使用者d8a171發表於2017-06-24

近些年,人工智慧領域發生了飛躍性的突破,更使得許多科技領域的學生或工作者對這一領域產生了濃厚的興趣。在入門人工智慧的道路上,The Master Algorithm 可以說是必讀書目之一,其重要性不需多言。作者 Pedro Domingos 看似只是粗略地介紹了機器學習領域的主流思想,然而幾乎所有當今已出現的、或未出現的重要應用均有所提及。本書既適合初學者從更巨集觀的角度概覽機器學習這一領域,又埋下無數伏筆,讓有心人能夠對特定技術問題進行深入學習,是一本不可多得的指導性入門書籍。詼諧幽默的行文風格也讓閱讀的過程充滿趣味。

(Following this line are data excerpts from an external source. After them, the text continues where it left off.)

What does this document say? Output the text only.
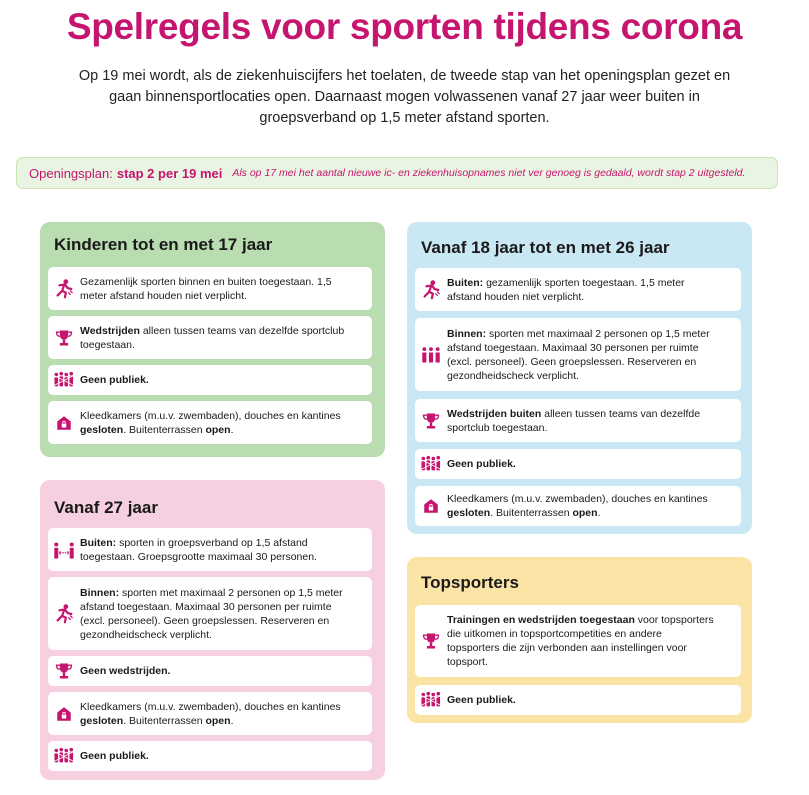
Spelregels voor sporten tijdens corona
Op 19 mei wordt, als de ziekenhuiscijfers het toelaten, de tweede stap van het openingsplan gezet en
gaan binnensportlocaties open. Daarnaast mogen volwassenen vanaf 27 jaar weer buiten in
groepsverband op 1,5 meter afstand sporten.
Openingsplan: stap 2 per 19 mei Als op 17 mei het aantal nieuwe ic- en ziekenhuisopnames niet ver genoeg is gedaald, wordt stap 2 uitgesteld.
Kinderen tot en met 17 jaar
Gezamenlijk sporten binnen en buiten toegestaan. 1,5
meter afstand houden niet verplicht.
Wedstrijden alleen tussen teams van dezelfde sportclub
toegestaan.
Geen publiek.
Kleedkamers (m.u.v. zwembaden), douches en kantines
gesloten. Buitenterrassen open.
Vanaf 18 jaar tot en met 26 jaar
Buiten: gezamenlijk sporten toegestaan. 1,5 meter
afstand houden niet verplicht.
Binnen: sporten met maximaal 2 personen op 1,5 meter
afstand toegestaan. Maximaal 30 personen per ruimte
(excl. personeel). Geen groepslessen. Reserveren en
gezondheidscheck verplicht.
Wedstrijden buiten alleen tussen teams van dezelfde
sportclub toegestaan.
Geen publiek.
Kleedkamers (m.u.v. zwembaden), douches en kantines
gesloten. Buitenterrassen open.
Vanaf 27 jaar
Buiten: sporten in groepsverband op 1,5 afstand
toegestaan. Groepsgrootte maximaal 30 personen.
Binnen: sporten met maximaal 2 personen op 1,5 meter
afstand toegestaan. Maximaal 30 personen per ruimte
(excl. personeel). Geen groepslessen. Reserveren en
gezondheidscheck verplicht.
Geen wedstrijden.
Kleedkamers (m.u.v. zwembaden), douches en kantines
gesloten. Buitenterrassen open.
Geen publiek.
Topsporters
Trainingen en wedstrijden toegestaan voor topsporters
die uitkomen in topsportcompetities en andere
topsporters die zijn verbonden aan instellingen voor
topsport.
Geen publiek.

以這本書為載體,機器之心「人工智慧研學社 · 入門組」近期將正式開班!

加入方式


我們邀請所有對人工智慧、機器學習感興趣的初學者加入我們,通過對 The Master Algorithm 的閱讀與討論,巨集觀、全面地瞭解人工智慧的發展歷史與技術原理。

第8章回顧

【本章概括】

與前幾章關注標籤資料不同,第8章引入沒有標籤的無監督學習,即「沒有教師的學習」。認知科學家將兒童學習的理論用演算法的形式描述出來。而本文的作者也將通過演算法的形式為聚類、降維、強化學習、分塊(chunking)以及關係學習尋找解決方案。本章是一些概念和演算法的集合,這些演算法可以用於重構新生機器人的大腦學習過程。

首先是聚類,聚類能夠自發地將相似物件聚合在一起。本文的作者引入了最受歡迎的演算法之一——最大期望(EM)演算法,以及2個 EM 在特殊情況下的著名演算法:馬爾可夫模型和 k-means。為了學習隱馬爾可夫模型(HMM),我們依次在推斷隱狀態與基於推斷估計轉移(transition)概率和觀測(observation)概率之間進行迴圈計算。當我們想學習的統計模型缺失某重要資訊(如樣本的分類標籤)時,我們可以使用 EM 演算法。k-means 適用於所有屬性服從正態分佈並具有小方差的情況。我們從模糊聚類(coarse clustering)開始,並進一步將大類聚類為更小的子類。

隨後,本文的作者介紹了一些流行的無監督學習技術,PCA(主成分分析)和 Isomap,這兩個演算法主要用於降維。降維是將大量觀測到的特徵維度(如畫素)降維變換成一些隱式的特徵表示(如表情、面部特徵),這對於大資料是非常重要的處理技術。PCA 地圖在超空間中找到多個特徵維度的線性組合,使得資料的所有特徵維度的總方差和最大化。Isomap 是一種非線性降維技術,這種技術在高維度空間(如一張面部影象資料)中將每個資料點與所有附近的資料點(與之非常相似的面部影象)連線起來,在網路中計算所有資料對(pair of point)之間的最短距離,並找到最近似這些距離的降維座標。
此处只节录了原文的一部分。